21.沿面放電を観るトナー法

 絶縁物表面に放電が進展する状態を沿面放電と呼びます。放電のエネルギーが小さいときには絶縁物表面の放電の痕跡はほとんどありません。沿面放電の現象を何回か経験すると分かってくるのは、光の反射に変化があることです。放電が進展した部分とそうでない部分では光の反射の具合が異なり放電の進展具合が分かります。この放電の進展具合を第3者に伝えようとして写真を撮影してもほとんどの場合上手く写りません。

 どうすれば上手く伝えられることができるかということで昔から使われている方法にトナー方があります。コピーに使用する黒い粉を放電した絶縁物の表面に振りかけ、その後風で飛ばす(通常は口から呼吸の空気を噴き出して飛ばす場合が多いですが)と放電した痕跡の場所は帯電しているためこの部分にトナーが付着して沿面放電の形状が分かるというものです。

 黒いトナーだと絶縁物表面に残る帯電が正か負か分からないので、この違いを明確化するために用いられるのが炭素の粉と硫黄の粉を混ぜ合わせた後十分振って帯電させて使用するものです。
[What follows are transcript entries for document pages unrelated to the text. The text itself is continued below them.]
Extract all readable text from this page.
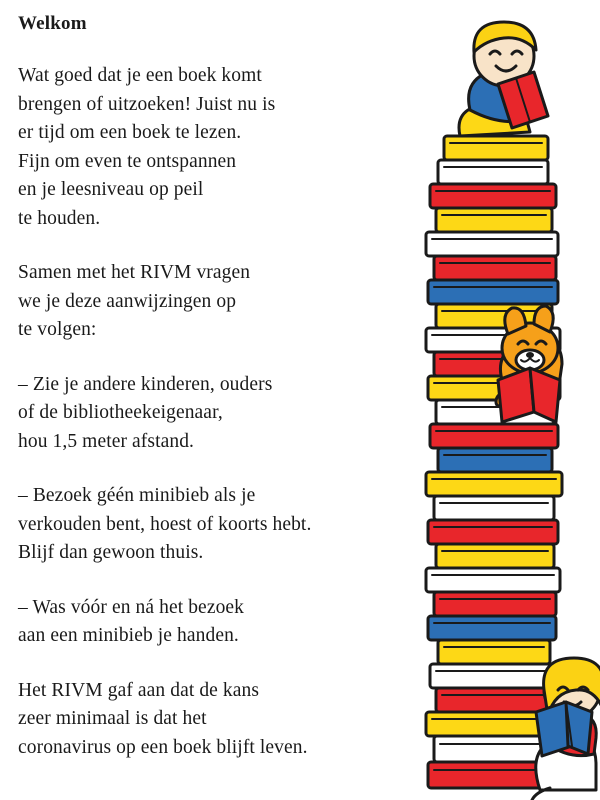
Welkom

Wat goed dat je een boek komt
brengen of uitzoeken! Juist nu is
er tijd om een boek te lezen.
Fijn om even te ontspannen
en je leesniveau op peil
te houden.

Samen met het RIVM vragen
we je deze aanwijzingen op
te volgen:

– Zie je andere kinderen, ouders
of de bibliotheekeigenaar,
hou 1,5 meter afstand.

– Bezoek géén minibieb als je
verkouden bent, hoest of koorts hebt.
Blijf dan gewoon thuis.

– Was vóór en ná het bezoek
aan een minibieb je handen.

Het RIVM gaf aan dat de kans
zeer minimaal is dat het
coronavirus op een boek blijft leven.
帯電列において炭素は正に硫黄は負に帯電します。この混合した粉を沿面放電を発生した絶縁物の表面に振りかけると、正に帯電した炭素の粉は絶縁物表面の負に帯電したところに付着します。負に帯電した硫黄は絶縁物表面の正に帯電したところに付着します。この結果、絶縁物表面で負に帯電したところは黒(炭素の色)に正に帯電したところは黄色(硫黄の色)になるので正負が明確になります。

 カラーコピーが出始めた頃はコピーのトナーに黒は炭素、黄色は硫黄を使っていたと思われ、上記のように正に帯電したところは黒、負に帯電したところは黄色になって、わざわざ炭素と硫黄を混ぜなくてもカラーコピーのトナーで代用できました。しかし、カラーコピーが普及して10年位経った後にカラーコピーのトナーをこの沿面放電の正負を確認するために使用したところ、明らかに負に帯電するべきところが黄色、正に帯電するべきところが黒になりました。一時はどうしたことかと驚きましたが、その頃はカラーコピーのトナーも進化して粉の紛体内部に別の材料を入れるようになっていて必ずしも炭素と硫黄を使用していませんでした。このため基礎に戻って炭素と硫黄を混ぜた粉を使用することで事なきを得ました。

 昔の材料と今の材料は異なる可能性が高いことは十分考えておかないと痛い目にあう事例の1つです。